Nessa sexta-feira (15), Belo Horizonte-MG aproximou-se ainda mais de um possível colapso sanitário quando na última semana a ocupação das UTIs atingiram os 100%, segundo dados divulgados pela Prefeitura. Agora, com 94,3% de ocupação um novo recorde é atingido e todos os indicadores da pandemia aumentaram e estão em nível máximo de alerta. Bianca nos conta que essa atual situação não nos é favorável, pois muito pouco respaldo estamos tendo, seja financeiro ou fisicamente. Estamos esgotados. Estamos também com muito medo do que pode acontecer não no dia seguinte, mas nos próximos minutos. “Estou num local que a demanda populacional não é correspondida com o local de atendimento. Temos mais gente e menos leitos. A todo instante estamos correndo para todos os lados tentando reanimar um paciente; na mesma hora chega outro que não pode mais esperar, ou seja, a vida dele está no limite... E, nem sempre o nosso esforço é o suficiente para salvá-lo. As vezes nem ele e nem o que estava sendo socorrido escapam da morte. Nós vamos até o fim. Sua a camisa. Chora com a família, mas não desiste. Ali está alguém que vai além do paciente. Ali está uma pessoa que é muito importante na vida de alguém. Ele pode ser importante pra mim também, pois eu não sou diferente dele”.

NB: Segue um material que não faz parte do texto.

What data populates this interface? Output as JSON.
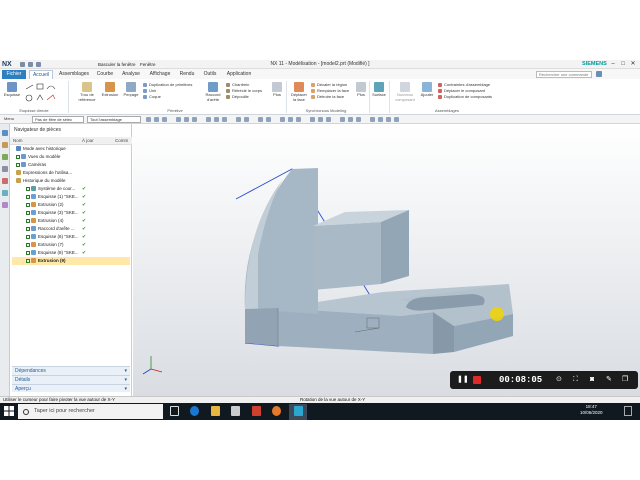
{
  "titlebar": {
    "logo": "NX",
    "quick_access": [
      "Basculer la fenêtre",
      "Fenêtre"
    ],
    "title": "NX 11 - Modélisation - [model2.prt (Modifié) ]",
    "brand": "SIEMENS",
    "controls": [
      "–",
      "□",
      "✕"
    ]
  },
  "menu": {
    "file": "Fichier",
    "tabs": [
      "Accueil",
      "Assemblages",
      "Courbe",
      "Analyse",
      "Affichage",
      "Rendu",
      "Outils",
      "Application"
    ],
    "active_tab": "Accueil",
    "search_placeholder": "Rechercher une commande"
  },
  "ribbon": {
    "sketch_btn": "Esquisse",
    "sketch_group": "Esquisse directe",
    "hole": "Trou de référence",
    "extrude": "Extrusion",
    "fillet": "Perçage",
    "primitive_items": [
      "Duplication de primitives",
      "Unir",
      "Coque"
    ],
    "primitive_group": "Primitive",
    "blend": "Raccord d'arête",
    "blend_items": [
      "Chanfrein",
      "Rétréciir le corps",
      "Dépouille"
    ],
    "more": "Plus",
    "move_face": "Déplacer la face",
    "sync_items": [
      "Décaler la région",
      "Remplacer la face",
      "Détruire la face"
    ],
    "sync_group": "Synchronous Modeling",
    "more2": "Plus",
    "surface": "Surface",
    "new_comp": "Nouveau composant",
    "add": "Ajouter",
    "asm_items": [
      "Contraintes d'assemblage",
      "Déplacer le composant",
      "Duplication de composants"
    ],
    "asm_group": "Assemblages"
  },
  "selbar": {
    "menu": "Menu",
    "filter": "Pas de filtre de sélec",
    "scope": "Tout l'assemblage"
  },
  "navigator": {
    "title": "Navigateur de pièces",
    "columns": [
      "Nom",
      "À jour",
      "Comm"
    ],
    "rows": [
      {
        "label": "Mode avec historique",
        "ok": false
      },
      {
        "label": "Vues du modèle",
        "ok": false
      },
      {
        "label": "Caméras",
        "ok": false
      },
      {
        "label": "Expressions de l'utilisa...",
        "ok": false
      },
      {
        "label": "Historique du modèle",
        "ok": false
      },
      {
        "label": "Système de coor...",
        "ok": true
      },
      {
        "label": "Esquisse (1) \"SKE...",
        "ok": true
      },
      {
        "label": "Extrusion (2)",
        "ok": true
      },
      {
        "label": "Esquisse (3) \"SKE...",
        "ok": true
      },
      {
        "label": "Extrusion (4)",
        "ok": true
      },
      {
        "label": "Raccord d'arête ...",
        "ok": true
      },
      {
        "label": "Esquisse (6) \"SKE...",
        "ok": true
      },
      {
        "label": "Extrusion (7)",
        "ok": true
      },
      {
        "label": "Esquisse (8) \"SKE...",
        "ok": true
      },
      {
        "label": "Extrusion (9)",
        "ok": false
      }
    ],
    "check_mark": "✔",
    "panels": [
      "Dépendances",
      "Détails",
      "Aperçu"
    ]
  },
  "recorder": {
    "time": "00:08:05"
  },
  "status": {
    "left": "Utiliser le curseur pour faire pivoter la vue autour de X-Y",
    "mid": "Rotation de la vue autour de X-Y"
  },
  "taskbar": {
    "search": "Taper ici pour rechercher",
    "time": "18:47",
    "date": "10/06/2020"
  },
  "colors": {
    "accent": "#2d7fc1",
    "part_face": "#9fb3c3",
    "highlight": "#f2d400"
  }
}
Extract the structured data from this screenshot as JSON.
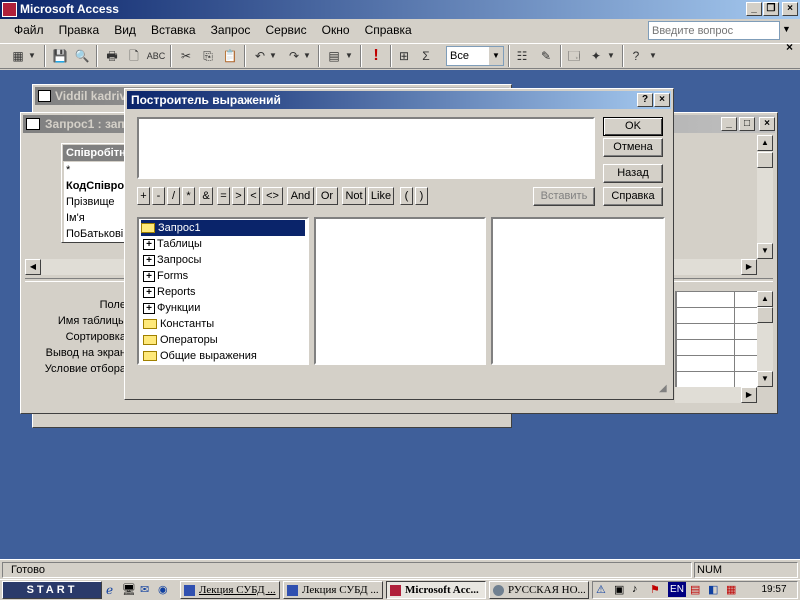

A pandemia veio, e o que você fez? Ficou em casa? Cuidou dos seus?
Bianca então relata sobre sua experiência nesse período de março de 2020 a março de 2021. Uma grande lição fica para nós, relata Bianca, e ela afirma que é ruim, sim, ficarmos em casa, trancados, isolados. Sim! É ruim! É péssimo ficar em casa. Mas, “não queira nunca em sua vida estar num hospital e não ter suporte para atender você. Não queira nunca estar em um hospital sem saber se você vai voltar pra casa. Não queira nunca poder beber aquela gelada que é maravilhosa, que faz a gente relaxar e depois você se tornar o corpo gelado, sem vida e que nunca mais vai voltar. A cerveja com os amigos é boa? Sim, ela é ótima! Os amigos? Maravilhosos! É difícil deixar de vê-los constantemente. Mas, amizade que se preza é aquela que protegemos. No momento atual, se você contrai o vírus você pode deixar de beber pro resto de sua vida; pode deixar de ter amigos. Sem saúde, sem cerveja, sem amigos, sem família”.
A experiência de Bianca, essa nossa super-heroína que faz de sua capa, seu jaleco, seu escudo, sua máscara de proteção, calça as botas e vai pra luta, pra “linha de frente”. Ela ainda nos contou com exclusividade que mesmo estando acompanhada de outros 100 pacientes (ou mais, mesmo não tendo espaço), o tratamento nem sempre é carinhoso e de proximidade. Bianca conta que pra quem nunca viu alguém sendo entubado, não sabe o que é lutar pela vida. “As pessoas ficam nuas com um tubo na garganta. Um aparelho passa a respirar por você. Você fica sem falar com ninguém. Sem contato com a família. E então? Ficar em casa ainda é ruim? Pois lhe digo que no hospital, asseguro-lhe que é muito pior”.
Por fim, Bianca faz o alerta para o uso de máscara, para o cuidado, isolamento social. É coisa de gente do bem pensar e preservar a vida de todos ao nosso redor. Isso não é um joguinho de celular. Não. É a vida, e a vida de alguém que você pode até não conhecer, mas não precisa estar “morta em suas mãos”. Não seja o cúmplice desse assassinato!
“Sejam pacientes, – afirma Bianca – tenham empatia. Coloque-se no lugar do quem está cuidado de você. Somos humanos. Temos necessidades básicas como qualquer outra pessoa. O atraso no atendimento pode acontecer porque precisamos comer, ir ao banheiro, tomar água, respirar um pouco... Então, não chegue à Unidade quebrado tudo, pois tem dias que nós saímos de casa sem saber se vamos voltar. Também temos família! O mínimo que pedimos é respeito. Não está fácil pra ninguém!! Que a minha vida dê significado a outras vidas”.